“Yapay zekâ”; insanın doğal zekâsını taklit ederek, çevresini algılayan ve hedeflerine başarıyla ulaşma şansını en üst düzeye çıkaran eylemleri yapan teknolojik bir cihazdır. “Yapay zekâ” terimi, insan zihni ile ilişkilendirilen “öğrenme ve problem çözme” gibi bilişsel işlevleri taklit eden makinalar için kullanılır.
Bu yüzden, yapay zekâ, en basit şekilde belirli görevleri yerine getirmek için insan zekâsını taklit eden ve topladıkları bilgileri yineleyerek kendilerini geliştirebilen sistemler olarak tanımlanır. Yapay zekâyı günümüz teknoloji sistemlerinden ayıran en önemli özellik, insan zekâsını taklit edebilme imkânıdır. Bu sistem, var olan durumları gözlemleyerek daha önceden belirlenen parametreler doğrultusunda ilgili durumu işleyerek buna yönelik bir tepki oluşturmaktadır. Bu süreçte, yapay zekâ duruma ilişkin verileri hızlı, yinelemeli ve akıllı algoritmalarla birleştirilerek işleme kapasitesine ulaşmıştır.
Ancak, yapay zekâ; “yapay akıl” sanılmamalıdır. Çünkü “AKIL”ın, araştırma, anlama, yorumlama, hayal kurma, orijinal şeyler kurgulama ve icatlar yapma gibi özellikleri, yapay zekâda bulunmamaktadır. Yani yapay zekânın; duyguları ve duyarlılıkları, korkuları ve kuşkuları, inançları ve sonsuz hayat arzuları yoktur. O sadece kendisine yüklenen hazır verilerden ve bilgilerden yararlanarak, çabuk ve kolay çözüm önerileri sunan harika bir araçtır.

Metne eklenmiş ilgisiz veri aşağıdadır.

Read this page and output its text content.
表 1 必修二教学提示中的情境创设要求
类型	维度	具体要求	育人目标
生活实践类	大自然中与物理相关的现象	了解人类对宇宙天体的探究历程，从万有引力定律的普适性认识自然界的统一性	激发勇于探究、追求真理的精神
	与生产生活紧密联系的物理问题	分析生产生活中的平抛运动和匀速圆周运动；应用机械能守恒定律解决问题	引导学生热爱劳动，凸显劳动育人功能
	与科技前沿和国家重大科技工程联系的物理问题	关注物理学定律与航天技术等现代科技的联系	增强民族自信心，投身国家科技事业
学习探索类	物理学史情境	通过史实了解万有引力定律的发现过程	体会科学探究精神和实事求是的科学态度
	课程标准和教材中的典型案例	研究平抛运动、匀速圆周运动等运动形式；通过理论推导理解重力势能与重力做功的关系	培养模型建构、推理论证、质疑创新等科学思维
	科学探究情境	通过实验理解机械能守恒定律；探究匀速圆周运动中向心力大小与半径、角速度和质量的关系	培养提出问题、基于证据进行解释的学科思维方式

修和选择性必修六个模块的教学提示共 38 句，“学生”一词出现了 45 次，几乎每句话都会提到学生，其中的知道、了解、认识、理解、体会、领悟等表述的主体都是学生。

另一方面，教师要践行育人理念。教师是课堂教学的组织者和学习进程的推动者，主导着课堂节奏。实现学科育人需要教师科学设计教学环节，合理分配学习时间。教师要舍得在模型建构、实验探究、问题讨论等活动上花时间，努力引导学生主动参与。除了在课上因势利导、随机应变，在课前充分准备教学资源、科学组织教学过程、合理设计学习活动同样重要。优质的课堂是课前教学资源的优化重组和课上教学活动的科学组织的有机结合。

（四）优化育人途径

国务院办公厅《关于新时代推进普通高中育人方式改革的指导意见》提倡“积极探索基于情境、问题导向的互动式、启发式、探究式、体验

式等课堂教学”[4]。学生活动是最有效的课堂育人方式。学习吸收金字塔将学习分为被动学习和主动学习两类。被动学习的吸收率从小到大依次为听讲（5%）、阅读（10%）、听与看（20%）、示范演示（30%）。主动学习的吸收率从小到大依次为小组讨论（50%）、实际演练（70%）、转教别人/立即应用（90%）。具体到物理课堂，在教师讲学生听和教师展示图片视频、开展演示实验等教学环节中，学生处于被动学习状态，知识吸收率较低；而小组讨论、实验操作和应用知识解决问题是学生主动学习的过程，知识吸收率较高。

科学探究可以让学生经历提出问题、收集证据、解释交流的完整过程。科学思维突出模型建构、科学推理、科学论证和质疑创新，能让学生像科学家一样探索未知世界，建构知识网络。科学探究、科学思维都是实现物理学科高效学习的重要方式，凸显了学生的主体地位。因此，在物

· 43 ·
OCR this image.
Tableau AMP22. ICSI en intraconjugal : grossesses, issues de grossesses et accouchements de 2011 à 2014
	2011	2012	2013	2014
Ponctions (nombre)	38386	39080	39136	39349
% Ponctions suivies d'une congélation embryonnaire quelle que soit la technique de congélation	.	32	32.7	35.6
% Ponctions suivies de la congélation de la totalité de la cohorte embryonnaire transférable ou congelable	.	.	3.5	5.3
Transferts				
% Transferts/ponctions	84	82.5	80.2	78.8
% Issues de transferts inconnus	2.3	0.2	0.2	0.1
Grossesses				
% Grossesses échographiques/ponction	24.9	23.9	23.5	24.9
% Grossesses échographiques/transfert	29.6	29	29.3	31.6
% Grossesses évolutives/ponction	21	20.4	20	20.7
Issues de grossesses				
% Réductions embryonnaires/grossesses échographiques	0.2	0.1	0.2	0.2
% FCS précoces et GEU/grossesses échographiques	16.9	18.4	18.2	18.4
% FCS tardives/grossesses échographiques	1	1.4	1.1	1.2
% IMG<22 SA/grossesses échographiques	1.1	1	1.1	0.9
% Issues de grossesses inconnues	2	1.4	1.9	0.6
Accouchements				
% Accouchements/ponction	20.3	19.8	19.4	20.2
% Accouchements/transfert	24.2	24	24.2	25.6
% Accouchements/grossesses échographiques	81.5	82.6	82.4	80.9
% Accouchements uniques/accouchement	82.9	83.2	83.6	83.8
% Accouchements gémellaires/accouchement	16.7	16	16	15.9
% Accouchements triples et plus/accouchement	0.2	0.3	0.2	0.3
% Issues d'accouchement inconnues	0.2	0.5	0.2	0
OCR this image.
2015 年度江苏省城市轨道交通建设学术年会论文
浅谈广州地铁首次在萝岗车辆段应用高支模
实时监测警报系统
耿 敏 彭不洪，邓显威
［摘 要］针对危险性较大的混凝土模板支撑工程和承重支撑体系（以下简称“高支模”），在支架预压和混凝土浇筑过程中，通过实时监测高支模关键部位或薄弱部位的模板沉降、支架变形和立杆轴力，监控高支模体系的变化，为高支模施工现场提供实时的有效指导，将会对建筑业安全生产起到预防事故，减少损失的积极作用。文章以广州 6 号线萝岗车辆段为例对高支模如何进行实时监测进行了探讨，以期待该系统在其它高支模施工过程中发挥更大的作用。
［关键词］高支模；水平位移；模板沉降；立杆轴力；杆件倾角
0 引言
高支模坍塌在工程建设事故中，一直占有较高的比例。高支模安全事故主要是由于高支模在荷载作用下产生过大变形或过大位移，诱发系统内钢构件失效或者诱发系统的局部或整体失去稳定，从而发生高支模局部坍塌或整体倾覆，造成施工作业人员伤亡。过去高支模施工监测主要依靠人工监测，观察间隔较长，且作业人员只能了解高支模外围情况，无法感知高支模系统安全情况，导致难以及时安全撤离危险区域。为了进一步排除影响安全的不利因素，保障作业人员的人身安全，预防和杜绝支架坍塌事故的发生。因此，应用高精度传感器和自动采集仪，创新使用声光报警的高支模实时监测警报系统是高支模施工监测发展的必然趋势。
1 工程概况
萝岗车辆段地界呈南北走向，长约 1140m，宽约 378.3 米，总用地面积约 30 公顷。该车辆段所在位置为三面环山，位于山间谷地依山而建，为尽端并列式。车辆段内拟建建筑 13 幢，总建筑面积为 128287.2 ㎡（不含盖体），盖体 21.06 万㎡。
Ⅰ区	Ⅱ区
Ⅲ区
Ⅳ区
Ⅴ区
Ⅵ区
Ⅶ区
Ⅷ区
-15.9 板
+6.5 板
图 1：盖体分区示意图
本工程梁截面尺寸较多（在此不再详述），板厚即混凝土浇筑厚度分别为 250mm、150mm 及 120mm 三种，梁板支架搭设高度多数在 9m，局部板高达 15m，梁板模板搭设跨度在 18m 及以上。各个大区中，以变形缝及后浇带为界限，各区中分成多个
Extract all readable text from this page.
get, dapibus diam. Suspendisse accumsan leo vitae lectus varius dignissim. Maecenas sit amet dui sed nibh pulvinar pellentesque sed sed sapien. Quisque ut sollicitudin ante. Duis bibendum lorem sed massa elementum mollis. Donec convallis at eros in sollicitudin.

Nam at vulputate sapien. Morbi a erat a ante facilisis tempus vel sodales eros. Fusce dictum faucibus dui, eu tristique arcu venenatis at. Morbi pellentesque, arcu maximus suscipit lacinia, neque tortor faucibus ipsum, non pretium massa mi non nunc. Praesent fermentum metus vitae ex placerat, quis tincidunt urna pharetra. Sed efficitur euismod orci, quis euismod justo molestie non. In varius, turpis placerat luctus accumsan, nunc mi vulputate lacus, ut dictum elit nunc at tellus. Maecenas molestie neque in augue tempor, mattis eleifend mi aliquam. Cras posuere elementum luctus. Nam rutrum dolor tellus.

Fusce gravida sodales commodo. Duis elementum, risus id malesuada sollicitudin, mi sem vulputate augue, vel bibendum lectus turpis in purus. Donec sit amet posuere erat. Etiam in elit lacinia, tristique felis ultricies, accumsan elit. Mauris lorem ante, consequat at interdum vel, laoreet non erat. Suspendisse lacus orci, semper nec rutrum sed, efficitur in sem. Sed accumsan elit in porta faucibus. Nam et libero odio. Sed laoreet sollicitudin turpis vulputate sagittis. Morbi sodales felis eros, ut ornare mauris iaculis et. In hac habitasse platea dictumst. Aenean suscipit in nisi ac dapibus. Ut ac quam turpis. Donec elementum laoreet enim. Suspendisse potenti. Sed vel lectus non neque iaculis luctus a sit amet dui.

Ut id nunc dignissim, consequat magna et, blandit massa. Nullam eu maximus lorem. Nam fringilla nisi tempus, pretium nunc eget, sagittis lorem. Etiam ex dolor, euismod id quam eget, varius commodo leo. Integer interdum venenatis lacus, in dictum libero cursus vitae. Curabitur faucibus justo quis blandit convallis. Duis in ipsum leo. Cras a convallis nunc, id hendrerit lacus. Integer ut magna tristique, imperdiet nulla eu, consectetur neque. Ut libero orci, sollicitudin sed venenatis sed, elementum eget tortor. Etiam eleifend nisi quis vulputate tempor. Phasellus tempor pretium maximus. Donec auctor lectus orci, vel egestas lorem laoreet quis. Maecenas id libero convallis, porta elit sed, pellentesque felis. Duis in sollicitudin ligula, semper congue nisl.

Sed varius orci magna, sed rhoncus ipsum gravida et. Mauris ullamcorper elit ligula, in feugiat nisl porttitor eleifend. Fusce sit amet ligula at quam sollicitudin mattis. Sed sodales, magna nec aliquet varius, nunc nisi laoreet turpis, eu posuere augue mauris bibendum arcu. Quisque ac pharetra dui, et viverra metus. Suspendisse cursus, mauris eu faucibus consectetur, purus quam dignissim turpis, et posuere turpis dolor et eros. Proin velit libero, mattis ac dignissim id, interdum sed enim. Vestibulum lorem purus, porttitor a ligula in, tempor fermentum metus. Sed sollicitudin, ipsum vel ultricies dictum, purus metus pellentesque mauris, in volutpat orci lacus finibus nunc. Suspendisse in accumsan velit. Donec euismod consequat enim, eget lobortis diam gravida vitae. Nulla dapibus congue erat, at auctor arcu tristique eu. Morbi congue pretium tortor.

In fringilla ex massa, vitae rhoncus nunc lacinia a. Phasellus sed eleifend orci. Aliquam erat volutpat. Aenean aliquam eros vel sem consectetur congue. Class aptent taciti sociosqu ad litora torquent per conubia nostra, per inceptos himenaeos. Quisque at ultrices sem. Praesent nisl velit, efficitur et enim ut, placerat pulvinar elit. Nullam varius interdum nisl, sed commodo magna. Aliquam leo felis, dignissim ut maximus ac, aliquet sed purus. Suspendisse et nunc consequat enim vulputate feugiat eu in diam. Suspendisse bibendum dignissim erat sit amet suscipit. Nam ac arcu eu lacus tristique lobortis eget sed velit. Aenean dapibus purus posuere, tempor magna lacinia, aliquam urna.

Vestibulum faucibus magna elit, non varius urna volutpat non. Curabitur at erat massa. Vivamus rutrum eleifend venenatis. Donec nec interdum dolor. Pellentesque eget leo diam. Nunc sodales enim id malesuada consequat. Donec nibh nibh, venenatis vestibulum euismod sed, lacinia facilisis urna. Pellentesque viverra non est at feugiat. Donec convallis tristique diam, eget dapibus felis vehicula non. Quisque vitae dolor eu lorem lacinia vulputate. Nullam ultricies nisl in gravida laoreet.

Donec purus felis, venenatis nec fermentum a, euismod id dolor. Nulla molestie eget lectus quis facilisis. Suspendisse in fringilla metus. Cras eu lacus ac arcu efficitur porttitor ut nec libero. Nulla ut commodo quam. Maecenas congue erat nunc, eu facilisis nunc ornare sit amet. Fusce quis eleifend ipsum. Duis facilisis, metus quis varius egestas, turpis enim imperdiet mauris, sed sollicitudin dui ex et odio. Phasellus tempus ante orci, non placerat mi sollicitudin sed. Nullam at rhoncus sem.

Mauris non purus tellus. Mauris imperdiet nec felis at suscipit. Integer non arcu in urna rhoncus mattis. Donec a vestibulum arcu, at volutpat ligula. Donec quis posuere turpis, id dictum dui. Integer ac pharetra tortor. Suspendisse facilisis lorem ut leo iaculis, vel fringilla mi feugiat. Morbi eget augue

Ama kendiliğinden bir konuda ihtiyaç duyma, yeni ve orijinal şeyler kurgulama yeteneği olmayan bir “yapay beyin” konumundadır. Bu nedenle yapay zekânın “yapay akıl” sanılması yanlıştır. Çünkü akıl; kâinattaki ve tabiattaki İlahi yaratılış harikalarına bakarak, Yüce Yaratan’ı bulma, bilme, O’nun rızasına, sonsuz ve kusursuz mutluluk diyarına ulaşma çabasına yoğunlaşan… Mukayese, muhakeme, tercih yapıp karar verme yeteneği taşıyan ve sadece insanlarda bulunan çok özel ve yüksek bir hassadır. Zaten insan, bu özelliği sayesinde yeryüzünde “Allah’ın halifesi” makamında yaratılmıştır. Oysa yapay zekânın böyle bir konumu, şuuru, sorumluluğu ve onuru asla bulunmamaktadır.
Yapay zekâ; eskilerin “takma akıllı” dedikleri, başkasının yönlendirmesiyle hareket eden ve bazı insanların güdümüne giren kimseler için kullandıkları bir olguyu yansıtmaktadır. Allah (CC) Kur’an’da, “aklını kullanmayan, aklın ve vicdanın gereğini yapmayan kimseleri” uyarmakta ve kınamaktadır.
“Hâlâ akıllanmayacak mısınız?” (Bakara: 44)
“Allah ayetlerini gösteriyor ki, akıllanasınız!” (Bakara: 73)
“İnkârcılar, hayvanlar gibidirler, onlar (manen) sağır, dilsiz ve kördürler; bundan dolayı akledemiyor durumundadırlar.” (Bakara: 171)
“Temiz akıl sahiplerinden başkası öğüt alıp düşünmezler.” (Âl-i İmrân: 7)
“(İnkârcıların ve münafıkların) Namaz ve ibadetleri alay konusu yapmaları, onların akıl erdiremeyen bir topluluk olmalarındandır.” (Maide: 58)
“O (Allah) aklını kullanmayanların üzerine iğrenç bir (manevi) murdarlık kılmaktadır.” (Yunus: 100)
“Şüphesiz aklını kullanan bir topluluk için (yeryüzünde ve evrende) nice ayetler vardır.” (Ra’d: 4)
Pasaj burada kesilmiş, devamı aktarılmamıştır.